Excerpt from The Good Citizen, Vol. 1: A Temperance Magazine; May, 1861
For a long time after the occurrence at the party, Reid and Barron refrained from visiting our house, both being evidently ashamed of their misadventure. Not so with Merwyn, who seemed to have gained new boldness from the circumstance, and who became my constant vis itor. This I did not check, for I found that he grew more and more agreeable on every visit, and indeed, before I knew how it was done, I found myself under an engagement of marriage to the prosperous lawyer. This my mother did not object to - the match was in a worldly 'point of view, quite suitable; and had she disliked it, there would not have been any difference, since I was self-willed, from education and nature, and myself and fortune were under my own control. I became betrothed then with the approval of my mother, but to my step-father's great chagrin. On learning it he even overcome his dread of my stinging tongue, so far as to grumble for an hour or so, and to prophecy all kind of evil in case the marriage took place. To all of this I turned a deaf ear. The testiness of my step father had become quite a thing of course.
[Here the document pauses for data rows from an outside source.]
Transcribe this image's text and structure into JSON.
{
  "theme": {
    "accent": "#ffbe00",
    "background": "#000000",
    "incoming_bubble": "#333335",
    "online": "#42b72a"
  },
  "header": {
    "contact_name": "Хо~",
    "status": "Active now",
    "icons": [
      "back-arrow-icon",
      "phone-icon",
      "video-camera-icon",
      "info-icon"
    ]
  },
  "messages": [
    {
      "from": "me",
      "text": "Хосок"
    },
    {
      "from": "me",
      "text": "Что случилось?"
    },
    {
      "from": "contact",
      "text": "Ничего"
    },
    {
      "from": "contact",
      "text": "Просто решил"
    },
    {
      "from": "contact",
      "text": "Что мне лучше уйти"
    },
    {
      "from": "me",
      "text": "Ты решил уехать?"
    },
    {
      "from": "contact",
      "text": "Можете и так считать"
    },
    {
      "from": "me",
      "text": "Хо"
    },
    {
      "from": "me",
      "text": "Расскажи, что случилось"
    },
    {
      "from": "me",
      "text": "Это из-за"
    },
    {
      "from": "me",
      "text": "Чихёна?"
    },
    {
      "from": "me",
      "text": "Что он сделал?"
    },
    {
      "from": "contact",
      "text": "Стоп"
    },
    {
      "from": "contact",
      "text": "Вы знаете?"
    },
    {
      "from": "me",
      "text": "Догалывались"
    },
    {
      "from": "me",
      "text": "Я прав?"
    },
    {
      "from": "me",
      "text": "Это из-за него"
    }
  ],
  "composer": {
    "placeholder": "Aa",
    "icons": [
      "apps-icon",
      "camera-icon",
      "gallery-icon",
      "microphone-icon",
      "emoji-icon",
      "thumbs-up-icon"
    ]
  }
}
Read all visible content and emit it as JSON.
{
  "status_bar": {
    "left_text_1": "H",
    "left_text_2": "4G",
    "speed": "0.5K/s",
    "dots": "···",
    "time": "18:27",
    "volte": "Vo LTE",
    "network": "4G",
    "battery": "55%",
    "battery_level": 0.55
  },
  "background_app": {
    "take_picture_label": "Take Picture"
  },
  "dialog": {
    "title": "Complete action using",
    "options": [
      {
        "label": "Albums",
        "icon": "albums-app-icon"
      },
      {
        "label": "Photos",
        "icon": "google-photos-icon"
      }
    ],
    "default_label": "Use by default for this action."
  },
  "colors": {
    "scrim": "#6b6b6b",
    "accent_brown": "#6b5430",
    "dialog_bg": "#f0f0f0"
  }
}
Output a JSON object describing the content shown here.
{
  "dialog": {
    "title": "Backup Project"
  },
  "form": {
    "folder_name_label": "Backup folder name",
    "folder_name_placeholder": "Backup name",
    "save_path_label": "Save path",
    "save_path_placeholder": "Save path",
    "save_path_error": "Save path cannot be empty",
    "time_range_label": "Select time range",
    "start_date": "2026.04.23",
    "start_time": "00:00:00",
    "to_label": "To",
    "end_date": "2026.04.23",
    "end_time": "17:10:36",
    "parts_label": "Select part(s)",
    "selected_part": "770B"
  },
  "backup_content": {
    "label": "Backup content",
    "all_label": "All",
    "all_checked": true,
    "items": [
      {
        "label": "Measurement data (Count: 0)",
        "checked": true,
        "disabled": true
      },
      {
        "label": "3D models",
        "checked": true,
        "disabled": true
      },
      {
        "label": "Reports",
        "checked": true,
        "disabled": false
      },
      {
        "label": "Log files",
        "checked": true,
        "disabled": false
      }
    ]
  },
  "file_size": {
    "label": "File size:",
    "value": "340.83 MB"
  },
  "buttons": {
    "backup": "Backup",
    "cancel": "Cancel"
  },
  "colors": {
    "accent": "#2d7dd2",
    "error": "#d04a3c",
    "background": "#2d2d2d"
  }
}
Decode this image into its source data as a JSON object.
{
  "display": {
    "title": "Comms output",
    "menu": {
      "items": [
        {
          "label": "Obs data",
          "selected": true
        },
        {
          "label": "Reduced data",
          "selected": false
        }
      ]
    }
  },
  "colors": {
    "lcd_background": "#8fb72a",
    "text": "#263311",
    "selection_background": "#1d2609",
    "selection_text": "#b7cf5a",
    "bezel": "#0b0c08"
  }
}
The reasons that he gave for his dislike I laughed at. I felt that I was the best judge of my own hap piness. Besides, it was impossible so long as I daily beheld Frederick, and heard the thrilling music of his voice, to feel any fear for the future. I was wrapped up in a delirium of utter love and admiration.
Thus matters stood when I received a visit one morning from Reid. I was engaged about some matter with my dress-maker and denied myself; but he sent so urgent a request to see me, that I finally went down to the drawing room. I had scarcely entered when he rose and advanced eagerly to meet me, apologizing as he did so for the urgency of his desire to see me, alleging that this was a parting visit.